Foster became a controversial pick. Her membership with the John Birch Society was more than simply carrying the card, she was also part of their lecture circuit talent pool. She described the civil rights movement as a "revenge and reparations movement" and didn't think segregation was really all that bad even though she grew up in Louisiana as part of the oppressed community. Rev. Jesse Jackson and his ilk were "Leninist race-baiters" according to Foster.

Foster said "government schools," i.e. public education, were "socialist training camps." She opposed AIDS education in schools because she felt it promoted homosexuality. Foster was outspoken and hardline about illegal immigrant children. As a high school teacher she said she was persecuted for her conservative beliefs and was forced to accept worker's compensation 1996-1998 until she retired because of stress. She later said the "mental disorder" claim was faked but reporters uncovered she had suffered from depression since the 1970s and had recently been prescribed antidepressants.

The Buchanan/Foster team alienated many of the veteran Reform Party members including Perot himself.
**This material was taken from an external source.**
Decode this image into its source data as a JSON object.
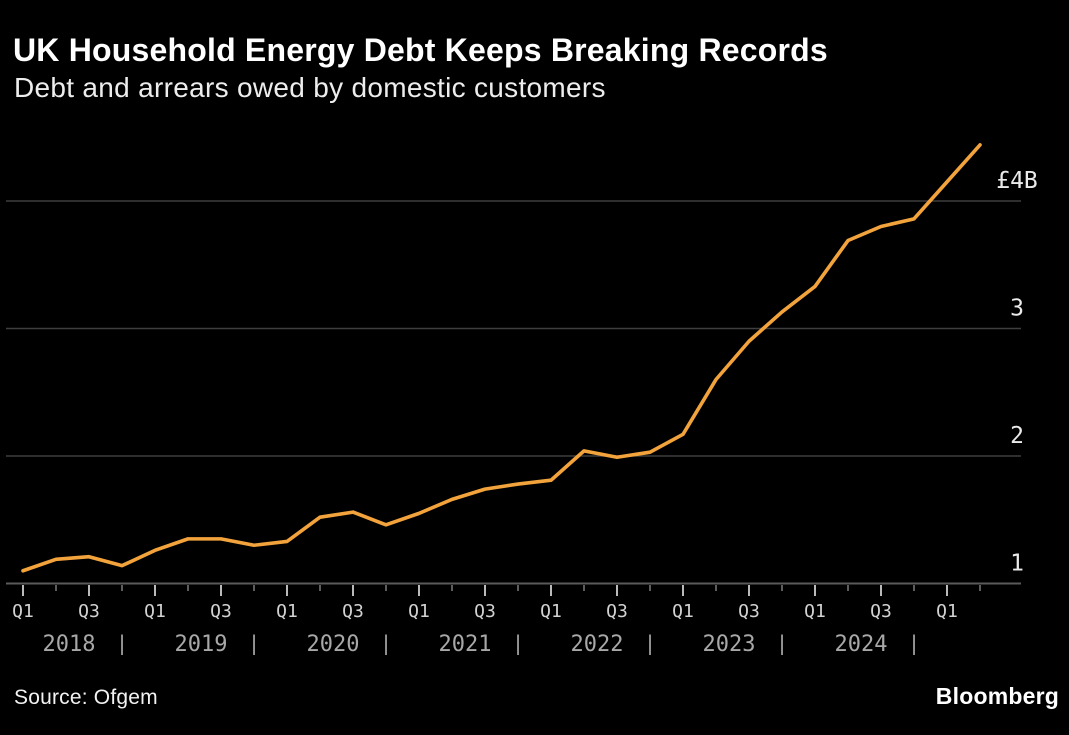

The 2000 ticket generally placed 4th around the country, behind Ralph Nader and the Greens. In Oklahoma and South Dakota they placed third but in both cases Nader was not on the ballot. There were 45 states with Foster as the VP. In Massachusetts for some reason the running-mate was William J. Higgins Sr., in Oregon no VP was apparently listed, and in Michigan Buchanan was a write-in.

Top results for Buchanan/Foster ticket: North Dakota 2.53%, Alaska 1.82%, Idaho 1.52%, Montana 1.39%, Wyoming 1.25%, Utah 1.21%, South Dakota 1.05%, Minnesota 0.91%, Louisiana-Arizona 0.81% each, Arkansas 0.80%, Nevada 0.78%, Indiana 0.77%.

On Election Day the notorious Florida "butterfly ballot" was thought to be partly responsible for taking votes away from Al Gore and giving them to Pat Buchanan.

By the 2004 election Pat Buchanan was back in the Republican camp, leaving the Reform Party in a state of wreckage. Foster ran for US Congress in 2001 as a member of the Reform Party but in 2002 joined the American Independent Party, explaining, "I'm a Constitutionalist, and it's the only party that recognizes the kingship of Jesus Christ. I'm 100% for that."

Election history:
197- - California State Assembly (Democratic) - defeated
1984 - California State Assembly (Republican) - primary - defeated
1986 - California State Assembly (Republican) - defeated
2001 - US House of Representatives (Calif.) (Reform Party of the United States of America) - defeated

Other occupations: high school teacher, author, President of Black Americans for Family Values, lecturer

Buried: Southern Nevada Veterans Memorial Cemetery (Boulder City, Nev.)

Notes:
Catholic
Winner of the 1984 and 1986 races was Maxine Waters.